SWR-Intendant Peter Boudgoust Foto: dpa

ARD und ZDF wollten einen klassischen Jugendkanal haben. Aber die Politik sagte Nein. Nun soll es ab Mitte 2016 ein reines Jugendangebot im Internet geben. Die Inhalte? Noch völlig offen.

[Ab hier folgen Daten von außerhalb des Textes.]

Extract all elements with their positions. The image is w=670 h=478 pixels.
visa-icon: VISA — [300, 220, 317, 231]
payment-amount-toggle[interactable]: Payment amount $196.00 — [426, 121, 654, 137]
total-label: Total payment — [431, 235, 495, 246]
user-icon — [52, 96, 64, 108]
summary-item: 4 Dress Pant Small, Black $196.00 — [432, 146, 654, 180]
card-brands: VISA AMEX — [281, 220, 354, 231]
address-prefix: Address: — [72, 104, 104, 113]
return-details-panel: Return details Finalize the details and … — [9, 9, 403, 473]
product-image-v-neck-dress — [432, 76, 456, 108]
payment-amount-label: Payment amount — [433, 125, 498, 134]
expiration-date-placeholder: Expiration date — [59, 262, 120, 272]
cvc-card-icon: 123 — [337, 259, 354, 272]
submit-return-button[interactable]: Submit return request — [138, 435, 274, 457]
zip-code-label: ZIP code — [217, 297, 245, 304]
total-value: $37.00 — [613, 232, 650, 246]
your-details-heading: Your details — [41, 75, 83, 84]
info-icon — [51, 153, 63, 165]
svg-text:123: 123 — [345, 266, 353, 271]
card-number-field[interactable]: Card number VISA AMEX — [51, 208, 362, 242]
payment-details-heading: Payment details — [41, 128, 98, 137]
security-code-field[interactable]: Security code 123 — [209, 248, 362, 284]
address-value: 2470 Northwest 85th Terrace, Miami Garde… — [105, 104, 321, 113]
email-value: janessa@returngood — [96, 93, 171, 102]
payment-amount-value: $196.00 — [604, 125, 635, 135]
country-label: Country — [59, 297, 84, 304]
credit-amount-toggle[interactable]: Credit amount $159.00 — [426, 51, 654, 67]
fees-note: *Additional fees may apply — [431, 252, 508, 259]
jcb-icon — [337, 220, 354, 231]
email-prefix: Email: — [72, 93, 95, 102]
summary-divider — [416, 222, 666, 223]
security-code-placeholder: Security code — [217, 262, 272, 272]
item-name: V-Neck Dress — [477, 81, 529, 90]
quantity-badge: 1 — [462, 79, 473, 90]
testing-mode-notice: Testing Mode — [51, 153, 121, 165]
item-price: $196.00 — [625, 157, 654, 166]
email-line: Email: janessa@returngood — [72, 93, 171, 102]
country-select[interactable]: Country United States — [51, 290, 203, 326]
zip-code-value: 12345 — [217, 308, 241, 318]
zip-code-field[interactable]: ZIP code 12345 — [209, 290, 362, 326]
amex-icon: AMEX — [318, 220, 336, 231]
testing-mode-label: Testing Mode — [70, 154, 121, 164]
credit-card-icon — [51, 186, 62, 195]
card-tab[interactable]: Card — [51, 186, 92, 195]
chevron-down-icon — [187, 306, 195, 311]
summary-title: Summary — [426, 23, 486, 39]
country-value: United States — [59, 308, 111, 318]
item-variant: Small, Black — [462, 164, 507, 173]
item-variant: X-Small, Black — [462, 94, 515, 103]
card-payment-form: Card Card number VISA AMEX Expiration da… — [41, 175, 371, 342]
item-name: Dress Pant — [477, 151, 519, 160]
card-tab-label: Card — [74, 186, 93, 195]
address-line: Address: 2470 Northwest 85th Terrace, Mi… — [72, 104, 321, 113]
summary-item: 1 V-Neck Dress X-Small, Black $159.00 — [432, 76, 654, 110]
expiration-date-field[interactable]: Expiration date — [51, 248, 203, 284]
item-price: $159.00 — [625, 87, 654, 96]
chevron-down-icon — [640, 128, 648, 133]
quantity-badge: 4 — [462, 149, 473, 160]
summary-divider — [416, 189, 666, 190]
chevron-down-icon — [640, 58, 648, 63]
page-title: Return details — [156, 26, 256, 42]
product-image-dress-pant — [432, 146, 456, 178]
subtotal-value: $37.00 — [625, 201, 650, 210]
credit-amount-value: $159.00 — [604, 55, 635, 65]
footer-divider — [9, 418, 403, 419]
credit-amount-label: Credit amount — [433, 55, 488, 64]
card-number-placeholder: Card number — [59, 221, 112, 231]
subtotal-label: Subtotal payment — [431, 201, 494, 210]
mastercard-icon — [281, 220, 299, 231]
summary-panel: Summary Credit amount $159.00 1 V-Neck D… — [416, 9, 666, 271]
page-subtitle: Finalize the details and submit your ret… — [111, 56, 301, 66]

Stuttgart - Die öffentlich-rechtlichen Sender erhalten Zuwachs – wenn auch nicht in Form eines weiteren klassischen Hörfunk- oder Fernsehsenders. Stattdessen soll es ab Mitte nächsten Jahres ein Angebot speziell für 14- bis 29-Jährige im Internet geben. „Wir erreichen diese Zielgruppe nicht mehr ausreichend. Deshalb müssen wir was tun“, sagte Peter Boudgoust, Intendant des Südwestrundfunks (SWR), am Donnerstag bei der Präsentation des Projekts in Stuttgart. Der SWR-Chef hatte sich seit Jahren vehement für einen eigenen Jugendkanal von ARD und ZDF eingesetzt, der die jungen Zuschauer sozusagen vom Kinderkanal abholt und zu den etablierten Programmen weiterführt. Doch mehrere Ministerpräsidenten lehnten das ab und billigten im Oktober 2014 nur eine Version, die ausschließlich online stattfindet. Die Verantwortlichen reagierten verschnupft und brauchten „zwei Tage und drei Nächte“ (Boudgoust), um das Veto der Politik zu akzeptieren.

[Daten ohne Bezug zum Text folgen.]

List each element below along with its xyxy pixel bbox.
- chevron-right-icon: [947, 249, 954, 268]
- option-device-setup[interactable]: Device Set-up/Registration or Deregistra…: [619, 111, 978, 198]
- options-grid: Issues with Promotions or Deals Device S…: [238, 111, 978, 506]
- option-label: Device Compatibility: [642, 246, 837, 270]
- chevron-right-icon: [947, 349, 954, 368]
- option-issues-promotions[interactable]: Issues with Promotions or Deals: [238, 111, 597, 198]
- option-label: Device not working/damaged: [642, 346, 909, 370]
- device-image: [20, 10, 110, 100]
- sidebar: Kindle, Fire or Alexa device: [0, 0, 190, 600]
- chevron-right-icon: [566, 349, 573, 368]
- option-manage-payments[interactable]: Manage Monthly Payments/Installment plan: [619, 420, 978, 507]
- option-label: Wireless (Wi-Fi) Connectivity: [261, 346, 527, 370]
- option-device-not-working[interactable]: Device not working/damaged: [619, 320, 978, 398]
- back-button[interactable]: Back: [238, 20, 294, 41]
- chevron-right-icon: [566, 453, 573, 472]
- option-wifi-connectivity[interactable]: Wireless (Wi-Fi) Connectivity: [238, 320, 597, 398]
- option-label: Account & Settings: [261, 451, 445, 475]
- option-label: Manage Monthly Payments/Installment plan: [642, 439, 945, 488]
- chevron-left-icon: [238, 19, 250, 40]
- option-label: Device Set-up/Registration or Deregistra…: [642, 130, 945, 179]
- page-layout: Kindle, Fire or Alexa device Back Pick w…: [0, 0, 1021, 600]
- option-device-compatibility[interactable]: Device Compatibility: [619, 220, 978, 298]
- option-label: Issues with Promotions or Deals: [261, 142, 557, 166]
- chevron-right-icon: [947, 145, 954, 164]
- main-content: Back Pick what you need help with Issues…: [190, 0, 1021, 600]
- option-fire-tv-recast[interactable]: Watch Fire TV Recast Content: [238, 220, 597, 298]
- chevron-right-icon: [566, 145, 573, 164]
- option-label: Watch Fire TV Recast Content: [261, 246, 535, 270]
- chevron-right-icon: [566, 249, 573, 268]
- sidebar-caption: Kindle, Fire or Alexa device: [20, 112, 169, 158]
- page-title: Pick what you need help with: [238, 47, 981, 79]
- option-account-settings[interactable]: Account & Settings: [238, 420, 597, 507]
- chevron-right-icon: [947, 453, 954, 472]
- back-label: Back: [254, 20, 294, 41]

Nun, ein Dreivierteljahr später, will von einer Niederlage niemand mehr etwas wissen. „Ein crossmedialer Kanal wäre das falsche Signal gewesen“, sagte Boudgoust. Angesichts des sich „komplett verändernden Mediennutzungsverhaltens“ junger Leute sei die einst angedachte Verbindung von Hörfunk, Fernsehen und Internet nicht mehr zeitgemäß. Vielmehr müsse man die jungen Leute dort bedienen, wo sie unterwegs sind: „Die Zielgruppe entscheidet selbst, was, wo und wann sie etwas konsumiert und lebt mit dem Unterwegs-Medium“, also mit dem Internet.

Eine Sichtweise, die ZDF-Chefredakteur Peter Frey teilt. Es handle sich um „ein dynamisches Konzept“, das auch künftig ständig verändert werden müsse. „Das Angebot hat Laborcharakter“, so Frey. Die Nutzer würden „über die Inhalte und die Form der Beteiligung am Programm mit entscheiden“ und sich permanent vernetzen.

Boudgoust und Frey sind sich sicher, dass die Politik ihnen diesmal folgt. Am 18. Juni tagt die Rundfunkkommission der Länder und wird das auf 19 Seiten zusammengefasste „Jugendangebot von ARD und ZDF“, das unserer Zeitung vorliegt, beraten. Sollte es grünes Licht geben, will der Noch-Arte-Mann und künftige federführende Jugend-Kopf Florian Hager in den nächsten Monaten mit seinem Team in die konkrete Konzeption des Internetangebots gehen. Da werde es Informationsanteile, Comedy, Wissen, Service, Sport und natürlich viel Unterhaltung geben, betonte der 39-jährige Hager am Donnerstag. Zugleich räumte er ein, dass es ein schwieriger Weg werde, die Zielgruppe zu erreichen: „Wir werden hinfallen, aufstehen und weitermachen.“ Man plane „ein klares Profil, keinen Gemischtwarenladen“, wolle „nicht superhipp“ sein, durchaus „zugespitzt und selbstironisch, aber inhaltlich stets relevant“, die Nutzer würden „nicht verarscht“. Soll heißen: Ein werbefreies Angebot in öffentlich-rechtlichen Qualität – „aber eben etwas radikal anderes“, als man es bisher von ARD und ZDF gewohnt sei.

Den beiden Senderchefs ist freilich klar, dass der Weg über Plattformen wie You Tube steinig werden dürfte. „Wir bedienen eigentlich vier Zielgruppen“, sagte Frey. „Wir sind uns des Risikos eines Scheiterns bewusst“, machte auch Boudgoust klar.

Wie das Jugendangebot heißen wird, ist noch offen. Sicher ist, dass die Jugendmannschaft mit rund 60 Mitarbeitern in Mainz ihren Sitz hat. Und dass für den Web-Auftritt ein Jahresetat von 45 Millionen Euro bereitsteht: Die ARD zahlt zwei Drittel, das ZDF ein Drittel. Zur Gegenfinanzierung werden die Digitalkanäle ZDF Kultur und Eins plus eingestellt. „Da ist der Deckel drauf“, beteuerte Boudgoust, dass es keine weiteren Gebührengelder geben wird.